Effect of ultra-high lateral strain capability on the performance of damaged concrete strengthening with PET-FRP: Test and modeling

Abstract

The lateral confinement of fiber-reinforced polymer (FRP) has a significant impact on the deformability, strength, and energy dissipation of core concrete, especially for damaged concrete. To address the performance of damaged concrete strengthened with the large rupture strain of FRP (LRS-FRP), the effects of damage degree, confinement stiffness, and loading rate were analyzed.
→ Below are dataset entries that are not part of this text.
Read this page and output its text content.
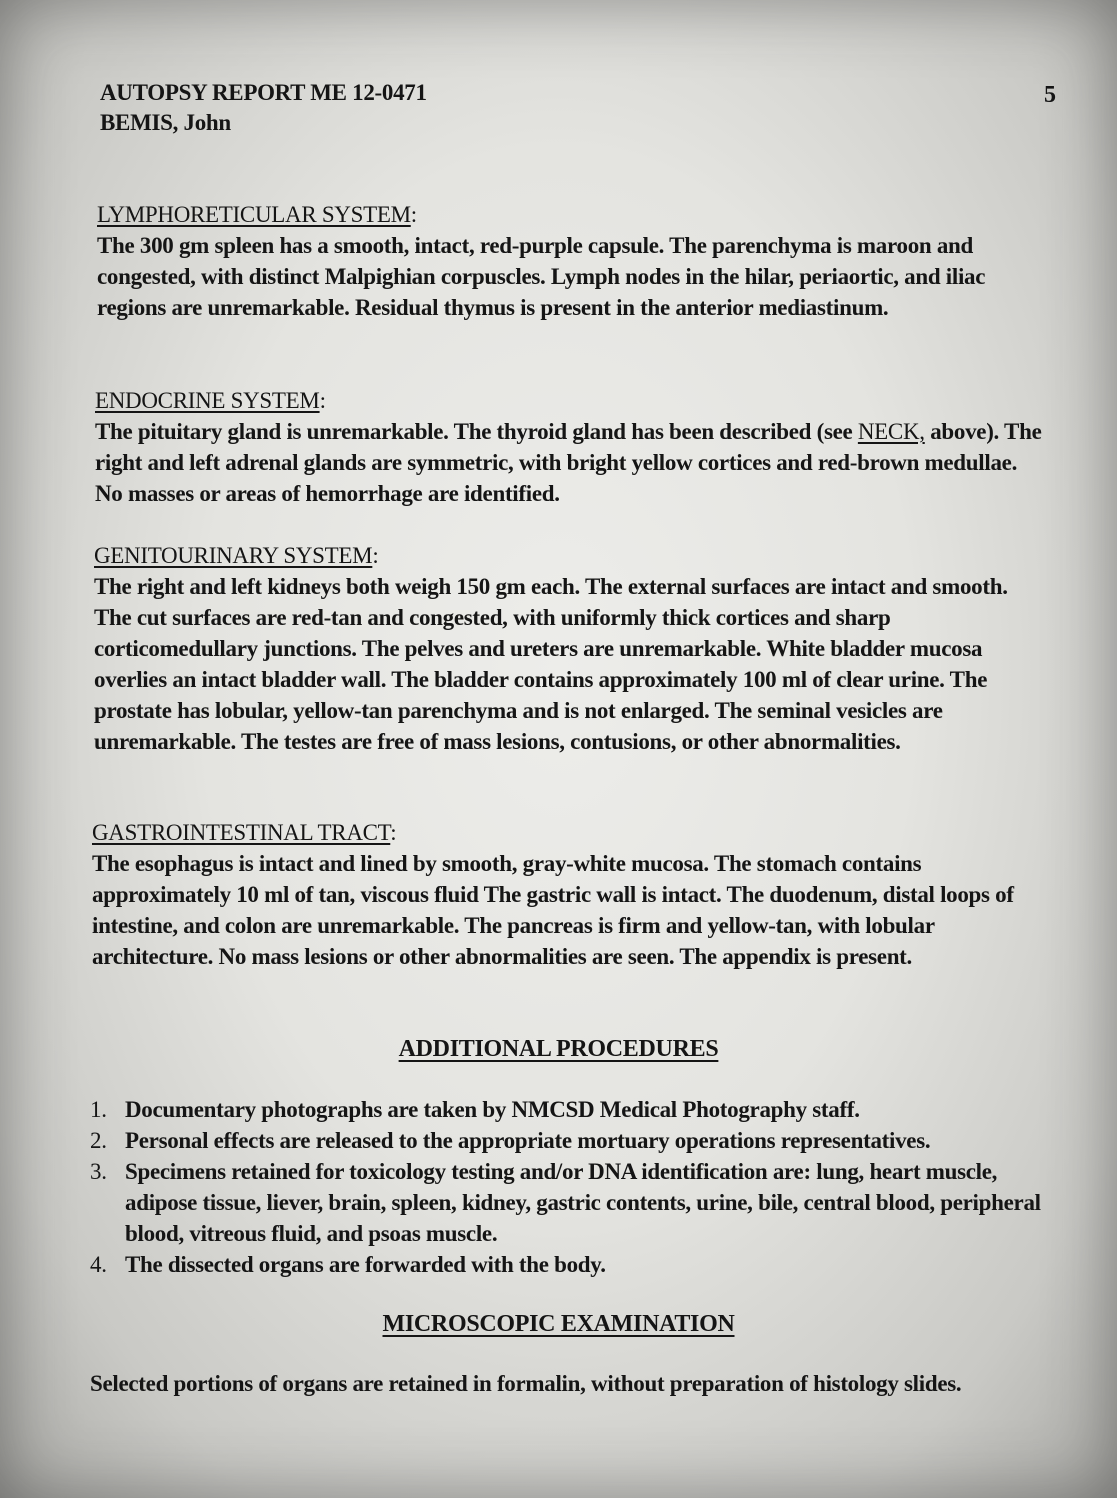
AUTOPSY REPORT ME 12-0471
BEMIS, John
5
LYMPHORETICULAR SYSTEM:

The 300 gm spleen has a smooth, intact, red-purple capsule. The parenchyma is maroon and congested, with distinct Malpighian corpuscles. Lymph nodes in the hilar, periaortic, and iliac regions are unremarkable. Residual thymus is present in the anterior mediastinum.

ENDOCRINE SYSTEM:

The pituitary gland is unremarkable. The thyroid gland has been described (see NECK, above). The right and left adrenal glands are symmetric, with bright yellow cortices and red-brown medullae. No masses or areas of hemorrhage are identified.

GENITOURINARY SYSTEM:

The right and left kidneys both weigh 150 gm each. The external surfaces are intact and smooth. The cut surfaces are red-tan and congested, with uniformly thick cortices and sharp corticomedullary junctions. The pelves and ureters are unremarkable. White bladder mucosa overlies an intact bladder wall. The bladder contains approximately 100 ml of clear urine. The prostate has lobular, yellow-tan parenchyma and is not enlarged. The seminal vesicles are unremarkable. The testes are free of mass lesions, contusions, or other abnormalities.

GASTROINTESTINAL TRACT:

The esophagus is intact and lined by smooth, gray-white mucosa. The stomach contains approximately 10 ml of tan, viscous fluid The gastric wall is intact. The duodenum, distal loops of intestine, and colon are unremarkable. The pancreas is firm and yellow-tan, with lobular architecture. No mass lesions or other abnormalities are seen. The appendix is present.

ADDITIONAL PROCEDURES
1. Documentary photographs are taken by NMCSD Medical Photography staff.
2. Personal effects are released to the appropriate mortuary operations representatives.
3. Specimens retained for toxicology testing and/or DNA identification are: lung, heart muscle, adipose tissue, liever, brain, spleen, kidney, gastric contents, urine, bile, central blood, peripheral blood, vitreous fluid, and psoas muscle.
4. The dissected organs are forwarded with the body.
MICROSCOPIC EXAMINATION
Selected portions of organs are retained in formalin, without preparation of histology slides.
Results show that the strain efficiency factor of LRS-FRP made of recycled polyethylene terephthalate (PET) can be stabilized at a high value of 0.87 even with a high damage degree when used for strengthening cylinders, which is larger than other FRP (BFRP and CFRP) and agrees with PET confined undamaged concrete reported in existing papers. The test results indicated that the increased initial damage degree result in a slight decrease in ultimate strain and ultimate strength. The loading rates will improve the initial compressive strength of core concrete, this result in the increase of the reflection point stress of LRS-FRP confined concrete from the elastic stage to the enhancement stage. But, the tangent modulus of the enhancement stage is hardly affected by loading rates even though the core concrete is under different initial damage conditions. One strength model with good performance after evaluation and a continuous integrable and derivable model are incorporated into this new work, which predicts the performance of damaged concrete strengthening with LRS-FRP.